Anyway, fight fight fight; SHIELD, who’s been monitoring Strange’s old place (and/or tailing the Hood and the Gang) can’t help but notice this type of epic brawl and decides to call in for backup. Meanwhile, things look bleak and then bleaker when Doctor Strange, bulked up like his World War Hulk days, gets filled with a bright pink light that summarily fills everyone else in the house and ends the fight. Why? Who knows. How? Why bother? Wong goes around and heals our heroes and says that it has to do with the Zom Strange drank back in World War Hulk. Strange, humbled and humiliated, tells everyone he’s no use to them now and packs off for parts unknown.
Now, I know this is just fandignance but man. Can we just get to the mini-series where Strange regains his mantle back and goes back to being a bad ass?
As everyone stands around, SHIELD shows up and takes away the offending criminals. OH HEY THE HOOD’S NOT THERE. They also try and take away the New Avengers too, but Ms. Marvel gets sweet-talked into not turning them in. Clint Barton notes that this is the Carol Danvers he used to crush on, which is probably the nicest way he could have put that at that moment. The Hood talks to the demon that possessed him and Jessica Jones-Cage does the smart thing and heads right for Stark Tower to get her out of this crazy mess. I mean, COME ON! There’s a baby involved now, she’s no longer fighting the good fight on the frontlines, why not get to safety before Spider-Man comes back and steals your kid for good this time?

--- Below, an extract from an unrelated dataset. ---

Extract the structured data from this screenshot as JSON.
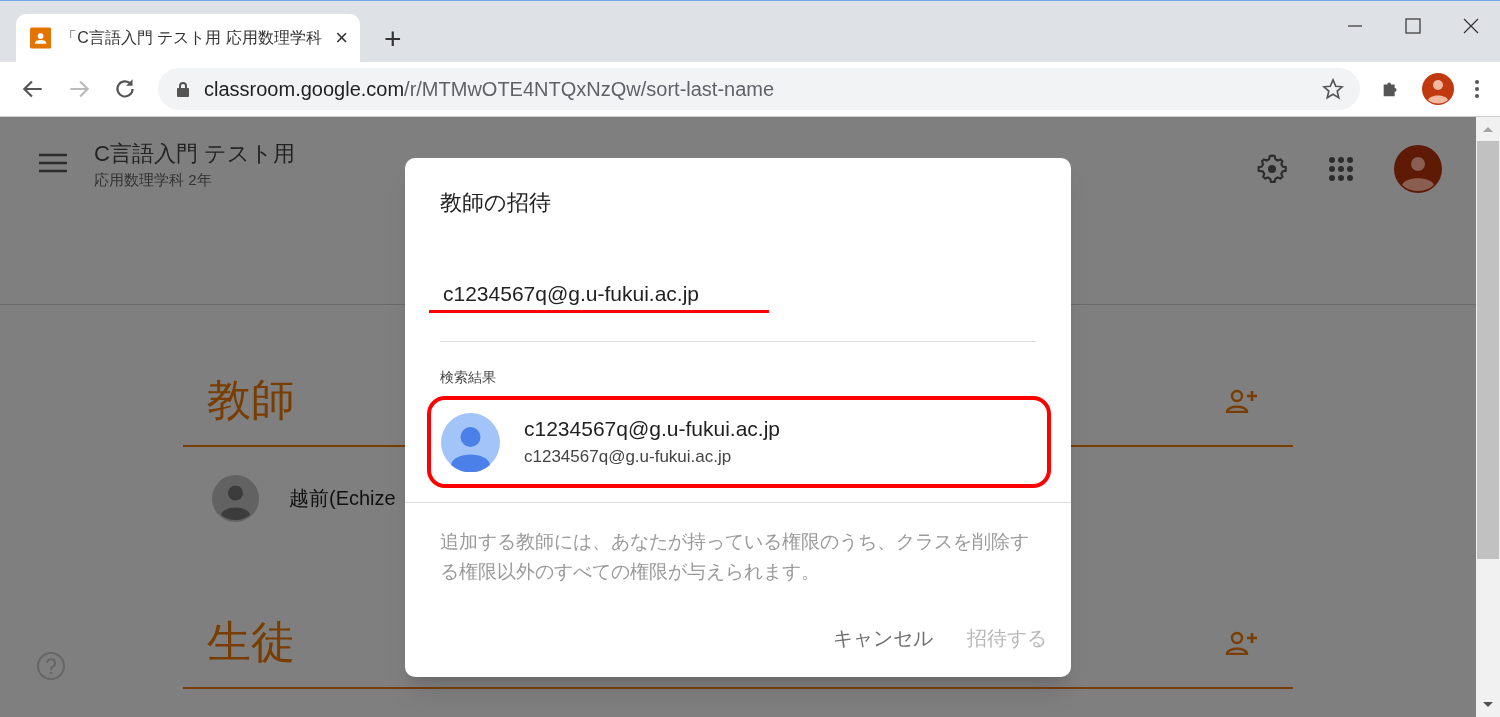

Was it a good issue? Well, a lot of things certainly did happen. No stone was left unturned and you have to admit that there’s a lot here to talk about. Aside from my own fandignance, I can’t say there was anything wrong with the issue; even Doctor Strange’s sudden and abrupt departure is more disappointing than angering. Who wants to bet that the Hood’s demon powers originate from someone with a grudge against the Sorcerer Supreme? So it all ties in to a greater story we’ll all enjoy a lot more when it’s part of the trade.
Right now, all you need to know is that Doctor Strange is out, Tigra’s in and Jessica took the baby and went home to mother Tony Stark. Also, Secret Invasion.
We All Together When We Go
Steve Gerber passed away this week, a fact I’m sure you all know even if you’ve been living under a rock (good WiFi reception under rocks!). You know this because everyone has wanted to note this passing, celebrate the author or chip in at least two-cents about a man who left quite a legacy behind him. It’s remarkable how many blogs and articles have cropped up on my news feed about Mr. Gerber, what he wrought upon our comic shelves and how much his work meant to a lot of people. From casual fan to hardened hero, everyone’s had something to say and the fact that everyone steps up when times are tough and takes note when a beloved creator leaves us is pretty much why I enjoy comic fandom as much as I do. For all the bickering and pain and agony these books bring, they also introduced us to some pretty awesome people, both on the page and off.
Everything I could have said or wanted to say was already covered excellently by Mike Sterling, so I’ll let his words stand. Thanks Mr. Gerber.